Saudi Arabia’s domestic consumption typically averages about 2 million barrels per day, leaving roughly 5 million barrels per day for export. Shipping data shows that although the Yanbu port hub was attacked on March 19, the amount of oil loaded at Yanbu for the week of March 23 still reached nearly full capacity at about 4.6 million barrels per day.
Kpler and JODI data show that in March, Saudi Arabia’s total crude oil export volume fell 26% year over year to 4.39 million barrels per day.
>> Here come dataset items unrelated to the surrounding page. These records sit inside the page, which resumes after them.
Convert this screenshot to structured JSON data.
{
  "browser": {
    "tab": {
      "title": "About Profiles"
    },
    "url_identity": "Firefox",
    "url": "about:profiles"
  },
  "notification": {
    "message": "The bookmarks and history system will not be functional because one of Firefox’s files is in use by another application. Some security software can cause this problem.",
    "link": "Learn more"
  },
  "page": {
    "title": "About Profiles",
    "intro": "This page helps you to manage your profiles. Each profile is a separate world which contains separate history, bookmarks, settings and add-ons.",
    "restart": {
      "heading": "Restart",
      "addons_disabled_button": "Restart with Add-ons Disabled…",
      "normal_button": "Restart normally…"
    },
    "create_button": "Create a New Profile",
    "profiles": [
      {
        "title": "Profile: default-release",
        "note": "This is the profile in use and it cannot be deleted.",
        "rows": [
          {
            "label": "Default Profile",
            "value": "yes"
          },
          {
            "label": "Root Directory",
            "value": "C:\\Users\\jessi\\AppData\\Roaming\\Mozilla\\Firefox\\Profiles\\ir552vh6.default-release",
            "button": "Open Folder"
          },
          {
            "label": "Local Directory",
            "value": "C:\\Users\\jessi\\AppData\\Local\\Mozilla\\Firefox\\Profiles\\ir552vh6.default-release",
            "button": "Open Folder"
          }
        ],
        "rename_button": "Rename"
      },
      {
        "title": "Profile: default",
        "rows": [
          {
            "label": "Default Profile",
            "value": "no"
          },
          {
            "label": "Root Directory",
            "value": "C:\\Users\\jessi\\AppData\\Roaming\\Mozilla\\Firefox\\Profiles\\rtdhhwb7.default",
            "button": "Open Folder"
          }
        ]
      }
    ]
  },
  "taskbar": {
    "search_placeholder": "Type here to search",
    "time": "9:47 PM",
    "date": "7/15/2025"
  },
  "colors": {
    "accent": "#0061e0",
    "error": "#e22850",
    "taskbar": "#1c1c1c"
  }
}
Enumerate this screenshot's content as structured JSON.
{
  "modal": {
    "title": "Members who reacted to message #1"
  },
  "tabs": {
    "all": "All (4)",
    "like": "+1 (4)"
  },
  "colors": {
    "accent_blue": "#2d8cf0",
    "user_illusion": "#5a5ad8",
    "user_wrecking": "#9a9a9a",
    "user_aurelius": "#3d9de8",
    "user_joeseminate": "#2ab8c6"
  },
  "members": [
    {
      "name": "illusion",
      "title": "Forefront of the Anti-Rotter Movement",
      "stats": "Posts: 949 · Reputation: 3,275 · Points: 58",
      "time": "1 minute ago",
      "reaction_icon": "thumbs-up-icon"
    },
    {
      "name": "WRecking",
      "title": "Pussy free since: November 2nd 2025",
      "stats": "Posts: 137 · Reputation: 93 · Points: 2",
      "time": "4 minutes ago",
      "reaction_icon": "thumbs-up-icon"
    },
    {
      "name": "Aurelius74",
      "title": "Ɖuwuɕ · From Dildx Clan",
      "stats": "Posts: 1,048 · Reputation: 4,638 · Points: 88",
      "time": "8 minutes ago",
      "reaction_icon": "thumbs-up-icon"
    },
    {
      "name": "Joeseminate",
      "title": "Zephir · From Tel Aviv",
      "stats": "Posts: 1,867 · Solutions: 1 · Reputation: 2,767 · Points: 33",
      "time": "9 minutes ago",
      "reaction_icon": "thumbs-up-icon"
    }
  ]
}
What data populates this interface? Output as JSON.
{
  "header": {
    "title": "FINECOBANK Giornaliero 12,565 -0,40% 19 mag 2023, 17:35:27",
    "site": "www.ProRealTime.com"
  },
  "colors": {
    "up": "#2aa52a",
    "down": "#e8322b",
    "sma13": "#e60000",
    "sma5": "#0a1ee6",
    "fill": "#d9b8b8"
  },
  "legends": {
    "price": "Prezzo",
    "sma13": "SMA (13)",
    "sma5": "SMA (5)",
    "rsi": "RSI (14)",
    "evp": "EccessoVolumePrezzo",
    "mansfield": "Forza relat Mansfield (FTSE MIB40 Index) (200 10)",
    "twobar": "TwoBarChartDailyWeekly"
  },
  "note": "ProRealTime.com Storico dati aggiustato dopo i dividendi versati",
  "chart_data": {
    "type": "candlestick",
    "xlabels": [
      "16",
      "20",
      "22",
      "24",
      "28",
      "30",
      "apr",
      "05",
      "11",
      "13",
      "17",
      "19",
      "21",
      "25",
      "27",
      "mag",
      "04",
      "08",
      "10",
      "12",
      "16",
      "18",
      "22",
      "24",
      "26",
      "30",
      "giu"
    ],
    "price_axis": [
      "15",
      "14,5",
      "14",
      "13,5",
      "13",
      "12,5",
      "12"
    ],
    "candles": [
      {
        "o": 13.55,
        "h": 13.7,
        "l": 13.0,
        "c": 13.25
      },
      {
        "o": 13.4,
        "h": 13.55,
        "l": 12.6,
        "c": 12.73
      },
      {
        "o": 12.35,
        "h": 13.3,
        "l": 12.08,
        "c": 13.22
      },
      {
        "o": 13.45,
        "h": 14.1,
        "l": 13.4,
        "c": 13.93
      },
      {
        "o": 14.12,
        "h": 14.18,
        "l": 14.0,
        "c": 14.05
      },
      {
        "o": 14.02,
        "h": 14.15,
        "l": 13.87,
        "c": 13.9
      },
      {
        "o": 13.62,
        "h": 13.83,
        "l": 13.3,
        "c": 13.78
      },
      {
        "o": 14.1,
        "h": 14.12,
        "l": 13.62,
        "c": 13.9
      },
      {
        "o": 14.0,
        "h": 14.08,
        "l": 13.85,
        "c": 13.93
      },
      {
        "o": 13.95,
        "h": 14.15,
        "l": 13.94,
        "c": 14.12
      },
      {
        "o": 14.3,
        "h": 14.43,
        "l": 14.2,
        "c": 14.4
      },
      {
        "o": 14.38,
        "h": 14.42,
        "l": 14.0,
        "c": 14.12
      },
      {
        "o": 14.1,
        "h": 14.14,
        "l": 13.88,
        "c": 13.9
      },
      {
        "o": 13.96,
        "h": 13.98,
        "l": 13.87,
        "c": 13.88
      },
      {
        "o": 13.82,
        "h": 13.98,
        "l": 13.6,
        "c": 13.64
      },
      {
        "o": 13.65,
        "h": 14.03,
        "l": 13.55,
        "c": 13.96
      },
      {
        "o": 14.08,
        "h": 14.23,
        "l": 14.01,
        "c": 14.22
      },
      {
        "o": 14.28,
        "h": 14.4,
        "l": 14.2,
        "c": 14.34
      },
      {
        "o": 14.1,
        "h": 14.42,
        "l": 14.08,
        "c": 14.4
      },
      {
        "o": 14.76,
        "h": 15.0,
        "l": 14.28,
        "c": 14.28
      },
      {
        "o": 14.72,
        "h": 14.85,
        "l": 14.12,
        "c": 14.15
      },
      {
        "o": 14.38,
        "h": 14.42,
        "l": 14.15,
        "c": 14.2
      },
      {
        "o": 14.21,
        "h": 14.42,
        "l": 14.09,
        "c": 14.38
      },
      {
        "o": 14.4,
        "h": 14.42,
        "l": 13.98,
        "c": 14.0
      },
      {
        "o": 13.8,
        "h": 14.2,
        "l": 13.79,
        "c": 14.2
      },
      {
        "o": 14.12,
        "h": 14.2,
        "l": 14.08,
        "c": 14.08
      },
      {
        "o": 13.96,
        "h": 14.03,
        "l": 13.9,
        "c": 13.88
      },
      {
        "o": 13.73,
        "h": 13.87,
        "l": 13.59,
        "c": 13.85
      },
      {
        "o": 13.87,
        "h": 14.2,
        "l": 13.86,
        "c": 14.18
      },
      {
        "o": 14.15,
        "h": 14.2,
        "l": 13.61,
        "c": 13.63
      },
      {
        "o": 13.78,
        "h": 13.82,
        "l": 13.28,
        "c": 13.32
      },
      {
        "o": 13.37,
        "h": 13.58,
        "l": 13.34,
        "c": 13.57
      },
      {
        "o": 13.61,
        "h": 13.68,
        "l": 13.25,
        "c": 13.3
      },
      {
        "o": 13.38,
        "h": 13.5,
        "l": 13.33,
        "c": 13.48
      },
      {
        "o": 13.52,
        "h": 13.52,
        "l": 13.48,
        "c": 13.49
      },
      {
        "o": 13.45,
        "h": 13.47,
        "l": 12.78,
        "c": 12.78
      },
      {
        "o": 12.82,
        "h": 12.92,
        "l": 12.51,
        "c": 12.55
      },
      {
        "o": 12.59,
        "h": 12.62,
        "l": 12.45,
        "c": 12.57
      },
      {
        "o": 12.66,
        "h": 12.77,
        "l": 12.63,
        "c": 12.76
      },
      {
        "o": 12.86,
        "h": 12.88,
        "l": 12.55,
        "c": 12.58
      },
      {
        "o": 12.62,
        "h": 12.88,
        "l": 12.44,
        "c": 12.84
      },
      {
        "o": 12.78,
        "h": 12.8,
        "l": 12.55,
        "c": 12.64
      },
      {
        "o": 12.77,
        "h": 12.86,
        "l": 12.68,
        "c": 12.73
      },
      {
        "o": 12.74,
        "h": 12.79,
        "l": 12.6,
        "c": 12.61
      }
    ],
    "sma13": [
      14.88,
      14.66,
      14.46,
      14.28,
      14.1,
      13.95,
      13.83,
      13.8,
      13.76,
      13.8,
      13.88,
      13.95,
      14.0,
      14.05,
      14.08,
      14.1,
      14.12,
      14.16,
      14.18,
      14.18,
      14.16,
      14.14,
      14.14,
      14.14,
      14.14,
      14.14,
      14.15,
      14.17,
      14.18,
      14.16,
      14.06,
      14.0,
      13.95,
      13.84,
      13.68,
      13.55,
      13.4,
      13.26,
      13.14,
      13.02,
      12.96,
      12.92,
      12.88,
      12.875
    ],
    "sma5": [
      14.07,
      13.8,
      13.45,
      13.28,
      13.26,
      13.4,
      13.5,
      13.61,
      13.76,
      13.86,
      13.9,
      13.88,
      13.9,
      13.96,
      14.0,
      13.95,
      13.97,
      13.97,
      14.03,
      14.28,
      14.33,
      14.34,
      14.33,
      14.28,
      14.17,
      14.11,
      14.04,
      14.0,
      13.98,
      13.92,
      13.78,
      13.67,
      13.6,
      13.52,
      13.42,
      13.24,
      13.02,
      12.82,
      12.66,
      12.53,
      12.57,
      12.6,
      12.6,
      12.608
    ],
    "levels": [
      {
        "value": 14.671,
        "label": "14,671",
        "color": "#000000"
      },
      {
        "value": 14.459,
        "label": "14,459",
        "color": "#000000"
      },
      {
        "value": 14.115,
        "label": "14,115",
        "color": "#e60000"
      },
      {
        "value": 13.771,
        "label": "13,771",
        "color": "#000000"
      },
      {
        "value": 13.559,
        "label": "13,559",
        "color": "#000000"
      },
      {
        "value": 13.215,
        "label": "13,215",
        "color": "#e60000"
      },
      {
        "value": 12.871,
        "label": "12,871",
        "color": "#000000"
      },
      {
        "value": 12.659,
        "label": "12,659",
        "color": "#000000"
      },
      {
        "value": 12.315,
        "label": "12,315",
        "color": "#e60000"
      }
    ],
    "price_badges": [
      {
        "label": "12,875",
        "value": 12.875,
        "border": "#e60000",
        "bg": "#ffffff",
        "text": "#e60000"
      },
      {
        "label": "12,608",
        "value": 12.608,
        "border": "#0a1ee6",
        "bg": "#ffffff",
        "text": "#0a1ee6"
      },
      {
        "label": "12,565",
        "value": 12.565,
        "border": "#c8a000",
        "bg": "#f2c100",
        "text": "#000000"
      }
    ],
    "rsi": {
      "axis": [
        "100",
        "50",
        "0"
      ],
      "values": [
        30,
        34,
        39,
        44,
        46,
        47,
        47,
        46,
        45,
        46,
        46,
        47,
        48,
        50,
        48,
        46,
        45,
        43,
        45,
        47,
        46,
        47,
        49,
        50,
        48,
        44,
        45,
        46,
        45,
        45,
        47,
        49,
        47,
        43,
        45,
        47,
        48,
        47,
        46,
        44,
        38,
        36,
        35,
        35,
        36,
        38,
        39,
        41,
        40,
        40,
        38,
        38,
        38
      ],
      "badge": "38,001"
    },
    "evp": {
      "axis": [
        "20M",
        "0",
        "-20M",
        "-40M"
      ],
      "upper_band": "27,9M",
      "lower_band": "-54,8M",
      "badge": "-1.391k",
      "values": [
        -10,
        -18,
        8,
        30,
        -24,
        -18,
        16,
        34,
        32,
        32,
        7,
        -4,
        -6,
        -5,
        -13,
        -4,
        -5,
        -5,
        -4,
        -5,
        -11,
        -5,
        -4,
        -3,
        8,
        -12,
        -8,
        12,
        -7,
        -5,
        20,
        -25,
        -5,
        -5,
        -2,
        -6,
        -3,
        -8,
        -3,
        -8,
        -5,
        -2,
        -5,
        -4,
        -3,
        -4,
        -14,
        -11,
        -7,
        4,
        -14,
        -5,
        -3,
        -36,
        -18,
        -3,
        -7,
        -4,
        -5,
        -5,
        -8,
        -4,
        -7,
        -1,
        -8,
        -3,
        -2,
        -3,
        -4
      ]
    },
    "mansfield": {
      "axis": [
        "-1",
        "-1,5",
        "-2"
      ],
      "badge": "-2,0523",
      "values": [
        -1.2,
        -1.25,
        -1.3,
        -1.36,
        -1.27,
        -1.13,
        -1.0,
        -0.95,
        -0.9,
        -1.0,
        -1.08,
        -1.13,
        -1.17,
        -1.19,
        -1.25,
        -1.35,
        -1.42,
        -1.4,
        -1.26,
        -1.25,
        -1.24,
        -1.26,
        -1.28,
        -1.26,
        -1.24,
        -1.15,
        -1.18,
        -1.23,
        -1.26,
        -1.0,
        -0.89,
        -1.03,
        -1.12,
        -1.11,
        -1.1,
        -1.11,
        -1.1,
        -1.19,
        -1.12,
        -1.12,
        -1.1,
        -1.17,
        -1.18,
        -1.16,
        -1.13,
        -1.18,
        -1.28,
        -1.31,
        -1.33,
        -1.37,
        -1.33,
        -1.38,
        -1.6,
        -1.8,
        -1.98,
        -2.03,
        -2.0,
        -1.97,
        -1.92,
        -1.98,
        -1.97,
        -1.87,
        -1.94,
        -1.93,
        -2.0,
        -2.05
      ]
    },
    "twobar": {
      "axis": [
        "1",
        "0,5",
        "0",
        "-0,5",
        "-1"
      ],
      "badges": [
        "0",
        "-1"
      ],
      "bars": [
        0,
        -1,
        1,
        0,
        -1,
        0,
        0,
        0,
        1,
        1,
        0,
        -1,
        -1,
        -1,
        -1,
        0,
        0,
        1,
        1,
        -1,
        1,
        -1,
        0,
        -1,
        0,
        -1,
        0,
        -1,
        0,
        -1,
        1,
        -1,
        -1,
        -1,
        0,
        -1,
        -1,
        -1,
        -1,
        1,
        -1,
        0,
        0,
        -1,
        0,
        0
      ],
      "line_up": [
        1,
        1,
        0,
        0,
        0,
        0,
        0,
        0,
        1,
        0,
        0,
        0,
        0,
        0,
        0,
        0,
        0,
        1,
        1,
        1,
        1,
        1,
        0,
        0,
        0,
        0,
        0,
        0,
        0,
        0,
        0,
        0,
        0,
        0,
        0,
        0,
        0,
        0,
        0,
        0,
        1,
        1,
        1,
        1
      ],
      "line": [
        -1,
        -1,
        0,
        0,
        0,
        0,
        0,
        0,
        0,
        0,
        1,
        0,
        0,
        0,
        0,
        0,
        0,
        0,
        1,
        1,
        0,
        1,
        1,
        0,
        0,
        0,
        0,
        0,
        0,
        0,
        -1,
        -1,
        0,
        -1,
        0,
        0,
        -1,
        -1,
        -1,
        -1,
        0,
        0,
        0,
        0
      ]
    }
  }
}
Despite this, higher oil prices still made the value of these exports increase by about $558 million compared with a year earlier.
It is worth noting that the Saudi government had proactively raised exports in February to the highest level since April 2023, in case the United States carried out strikes on Iran.
A rundown of other Middle East oil producers’ situations: Is Iraq the worst?
Among other Middle East oil producers, the UAE, thanks to its 1.5 million to 1.8 million barrels per day transportation volume and the Habshan-Fujairah pipeline that bypasses the Strait of Hormuz, has to some extent mitigated the impact of the blockade. But estimates suggest that the country’s oil export value in March still fell by $174 million year over year. Earlier, the port of Fujairah was hit in succession, causing loading operations to be suspended.
Among Gulf oil-producing countries, Iraq saw the steepest decline in oil revenues in March—down 76% year over year to $1.73 billion. Kuwait followed next, with a decline of 73% to $864 million.
Iraq’s State Oil Marketing Organization (SOMO) said on April 2 that in March, oil revenues were about $2 billion, close to the industry estimates mentioned above.
But one piece of good news is that Iran’s military spokesman said over the weekend that “brother country Iraq” is exempt from any restrictions Iran imposes on the Strait of Hormuz, with those restrictions applying only to “hostile countries.” If the waiver is implemented, in theory as much as 3 million barrels per day of Iraq’s oil cargo volume could be released.
Adriana Alvarado, vice president for sovereign ratings at Morningstar DBRS, said Gulf governments have multiple ways to shore up their fiscal positions: they can tap fiscal reserves or enter financial markets to issue bonds. She added, “Other than Bahrain, the Gulf states have enough fiscal space to cushion the shock—government debt levels are moderate, below 45% of GDP.”
However, in the long run, the impact remains unclear. Some Western oil companies and figures in politics had lobbied for increased investment in fossil fuels in an attempt to guard against supply shocks, but some analysts believe renewable energy is the best safeguard.